MPs were paid more than £3.2 million of taxpayer-funded expenses in the first two months of this year - and have racked up £880,000 on official payment cards.
Almost 25,000 claims were submitted for January and February - but 84 MPs were refused a total of £4,633 they asked for by the independent regulator.
Among them, the latest figures from the Independent Parliamentary Standards Authority (Ipsa) show, was Education Secretary Michael Gove.
He was denied £7.50-worth of ineligible calls from a phone bill.
Ipsa also disclosed for the first time the sums being put on payment cards issued to MPs - which were originally designed just to pay for travel.
The rules were relaxed amid politicians' protests and they can now use them to settle bills for business rates, council tax bills and certain utility bills.

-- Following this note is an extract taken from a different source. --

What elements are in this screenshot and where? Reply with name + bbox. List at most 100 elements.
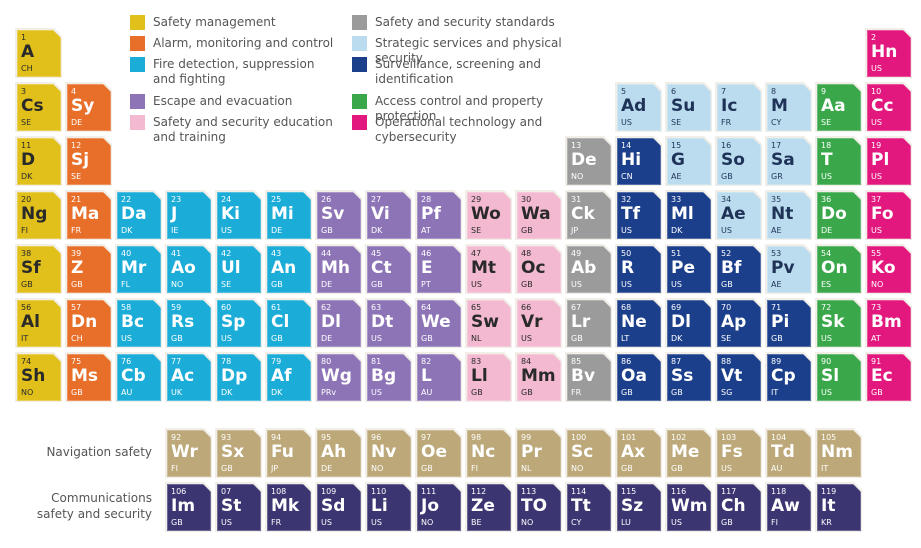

Around 10,000 such transactions have now been made by 378 MPs.
The total payments for the start of this year were the same as for the last two months of 2010 but the bill is set to rise significantly when future figures are published.
In a series of concessions to soothe MPs furious about the system introduced in the wake of the Westminster pay and perks scandal, Ipsa is now allowing them to spend more.
The controversial changes were announced in March after angry complaints from across parties that the system created in the wake of the expenses scandal is too restrictive and bureaucratic.
Ipsa has refused to estimate how much the changes would cost the taxpayer, saying it would depend on what MPs decided to claim.
The extra staff spending for 650 MPs could potentially reach £3.25 million, and the accommodation bill is likely to rise by hundreds of thousands of pounds.